Like salt and pepper to a dish, peanut butter and jelly to a sandwich, what does yoga and cycling equate to? Or do they even need to equate to anything?
In Chinese philosophy, yin and yang describes how seemingly opposite or contrary forces may actually be complementary, interconnected, and interdependent in the natural world, and how they may give rise to each other as they interrelate to one another. So how does the two of Yoga and Cycling give rise to you as an athlete?
As a practice that dates back many centuries, Yoga is trialled and tested, and it’s benefits are unparalleled. At its core, yoga is an exercise for the body and mind that leads to increased aerobic strength, flexibility and focus. Some of the most elite cyclists use yoga as part of their training program, including 2012 Tour De France winner Bradley Wiggins. Wiggins’ benefits from the focus it brings to his cycling, while others, such as pro mountain biker and Olympian Jeremy Horgan Kobelski, use yoga to gain strength. From power to endurance, athletes at all levels are incorporating yoga to gain an edge over the competition, and prevent injury.

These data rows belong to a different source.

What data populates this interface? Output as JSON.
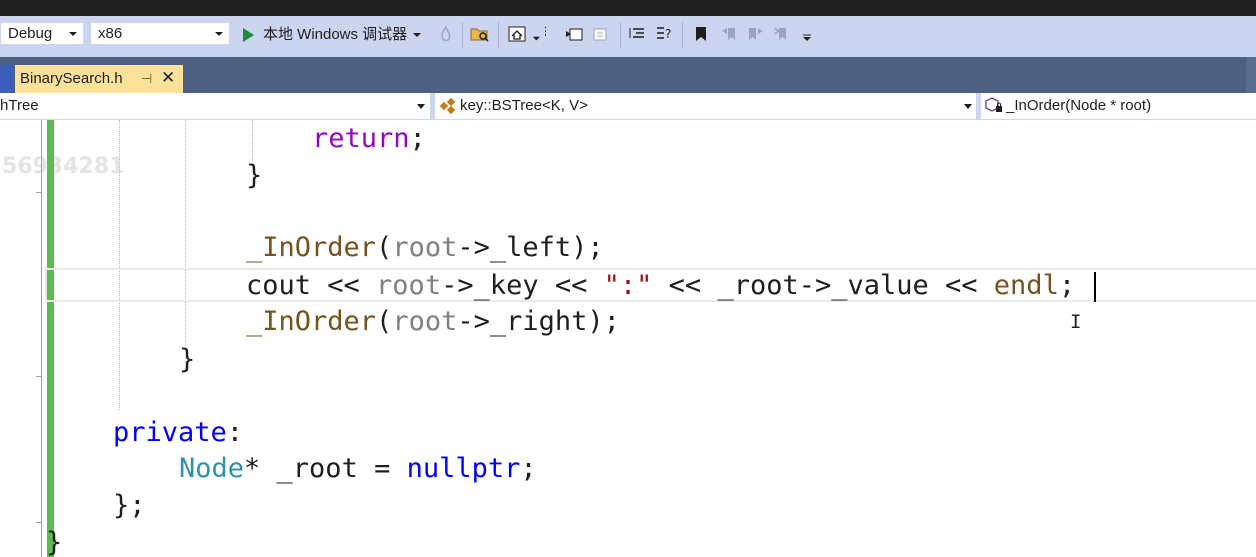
{
  "toolbar": {
    "config": "Debug",
    "platform": "x86",
    "debugger_label": "本地 Windows 调试器"
  },
  "tab": {
    "filename": "BinarySearch.h",
    "pin_glyph": "⊣",
    "close_glyph": "✕"
  },
  "navbar": {
    "project": "hTree",
    "scope": "key::BSTree<K, V>",
    "member": "_InOrder(Node * root)"
  },
  "editor": {
    "watermark": "56934281",
    "lines": {
      "l1": {
        "kw": "return",
        "rest": ";"
      },
      "l2": {
        "text": "}"
      },
      "l4": {
        "fn": "_InOrder",
        "p1": "(",
        "param": "root",
        "rest": "->_left);"
      },
      "l5": {
        "t1": "cout << ",
        "param": "root",
        "t2": "->_key << ",
        "str": "\":\"",
        "t3": " << _root->_value << ",
        "fn": "endl",
        "t4": ";"
      },
      "l6": {
        "fn": "_InOrder",
        "p1": "(",
        "param": "root",
        "rest": "->_right);"
      },
      "l7": {
        "text": "}"
      },
      "l9": {
        "kw": "private",
        "rest": ":"
      },
      "l10": {
        "type": "Node",
        "t1": "* _root = ",
        "kw": "nullptr",
        "rest": ";"
      },
      "l11": {
        "text": "};"
      },
      "l12": {
        "text": "}"
      }
    }
  },
  "colors": {
    "keyword": "#0000ff",
    "control_keyword": "#8f08c4",
    "parameter": "#808080",
    "function": "#74531f",
    "type": "#2b91af",
    "string": "#a31515",
    "change_bar": "#5cbb4e",
    "tab_active": "#fde29a",
    "toolbar_bg": "#ccd5f0"
  }
}
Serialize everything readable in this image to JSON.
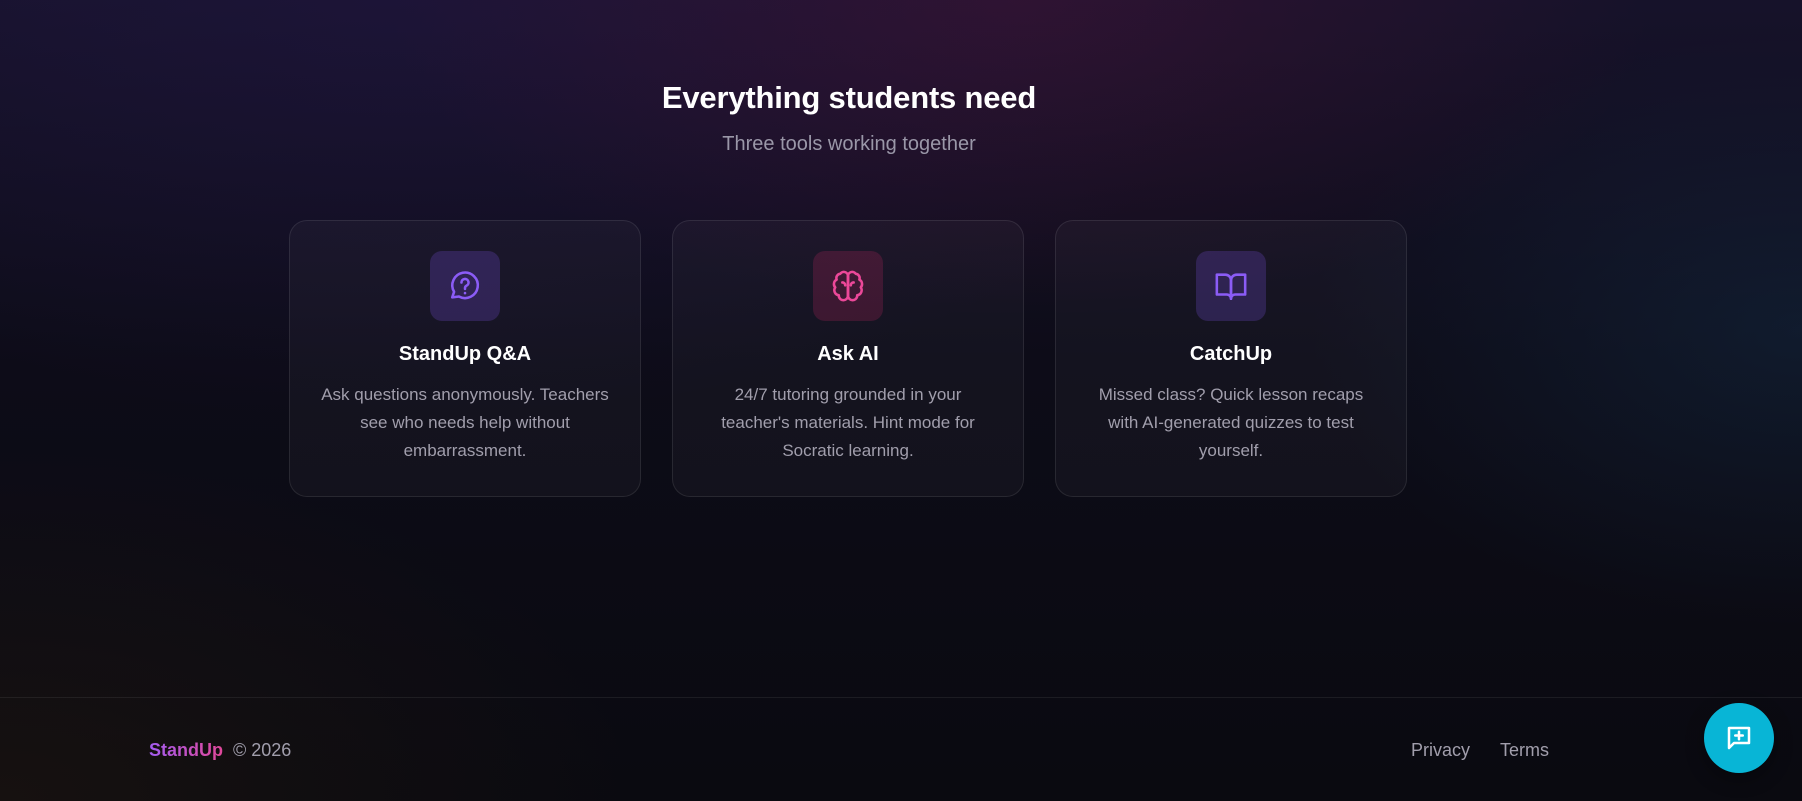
{
  "features": {
    "title": "Everything students need",
    "subtitle": "Three tools working together",
    "cards": [
      {
        "icon": "message-question-icon",
        "title": "StandUp Q&A",
        "description": "Ask questions anonymously. Teachers see who needs help without embarrassment."
      },
      {
        "icon": "brain-icon",
        "title": "Ask AI",
        "description": "24/7 tutoring grounded in your teacher's materials. Hint mode for Socratic learning."
      },
      {
        "icon": "book-open-icon",
        "title": "CatchUp",
        "description": "Missed class? Quick lesson recaps with AI-generated quizzes to test yourself."
      }
    ]
  },
  "footer": {
    "brand": "StandUp",
    "copyright": "© 2026",
    "links": [
      "Privacy",
      "Terms"
    ]
  },
  "fab": {
    "icon": "message-plus-icon"
  },
  "colors": {
    "accent_purple": "#8b5cf6",
    "accent_pink": "#ec4899",
    "fab": "#08b5d6"
  }
}
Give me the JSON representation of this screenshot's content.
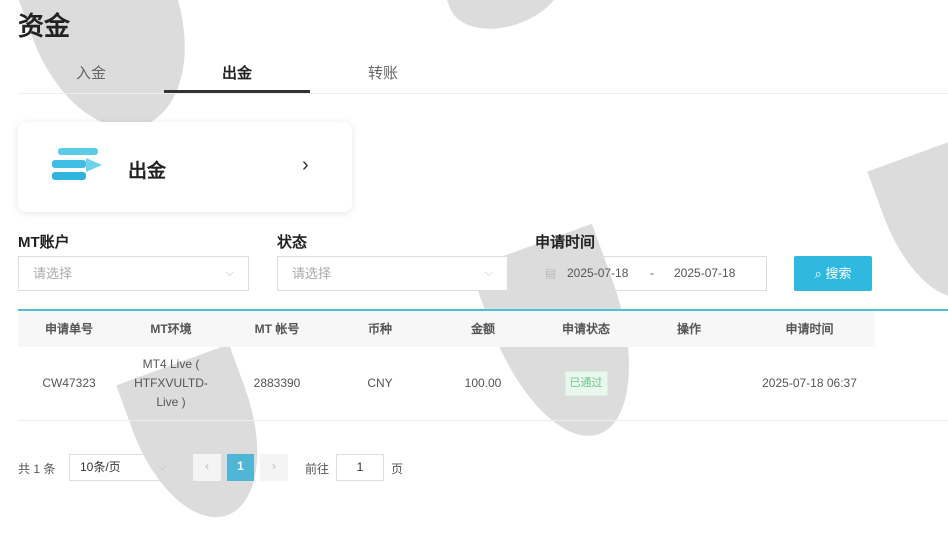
{
  "page": {
    "title": "资金"
  },
  "tabs": [
    {
      "label": "入金"
    },
    {
      "label": "出金"
    },
    {
      "label": "转账"
    }
  ],
  "card": {
    "label": "出金",
    "icon": "withdraw-icon"
  },
  "filters": {
    "mt_account": {
      "label": "MT账户",
      "placeholder": "请选择"
    },
    "status": {
      "label": "状态",
      "placeholder": "请选择"
    },
    "date": {
      "label": "申请时间",
      "start": "2025-07-18",
      "sep": "-",
      "end": "2025-07-18"
    },
    "search_label": "搜索"
  },
  "table": {
    "headers": [
      "申请单号",
      "MT环境",
      "MT 帐号",
      "币种",
      "金额",
      "申请状态",
      "操作",
      "申请时间"
    ],
    "rows": [
      {
        "id": "CW47323",
        "env": "MT4 Live ( HTFXVULTD-Live )",
        "account": "2883390",
        "currency": "CNY",
        "amount": "100.00",
        "status": "已通过",
        "action": "",
        "time": "2025-07-18 06:37"
      }
    ]
  },
  "pagination": {
    "total": "共 1 条",
    "page_size": "10条/页",
    "current": "1",
    "goto_label": "前往",
    "goto_value": "1",
    "page_suffix": "页"
  },
  "colors": {
    "accent": "#2fb8e0",
    "success": "#6cc787"
  }
}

In this letter, we are going to take a look at a few of the many benefits yoga has for cyclists.
Yoga offers many varieties and styles, but the most applicable for cyclists are styles that focus on continuous movements which are steady flowing and work through a full range of movement, eventually building great muscle endurance.
As a cyclist you need to focus on leg strength, which many poses in yoga target, but you also need to focus on flexibility and lower back strength. Cyclists spend most of their time bent forward over the handlebars, which leads to tight hip flexors. Many yoga poses target the hip flexors and lower back, helping to balance muscle strength and prevent injury. Yoga also keeps you focused on a deep and steady breath, forcing you work aerobically. Training your muscles aerobically and learning how to control your breathing are two very important aspects of training and racing for any endurance athlete.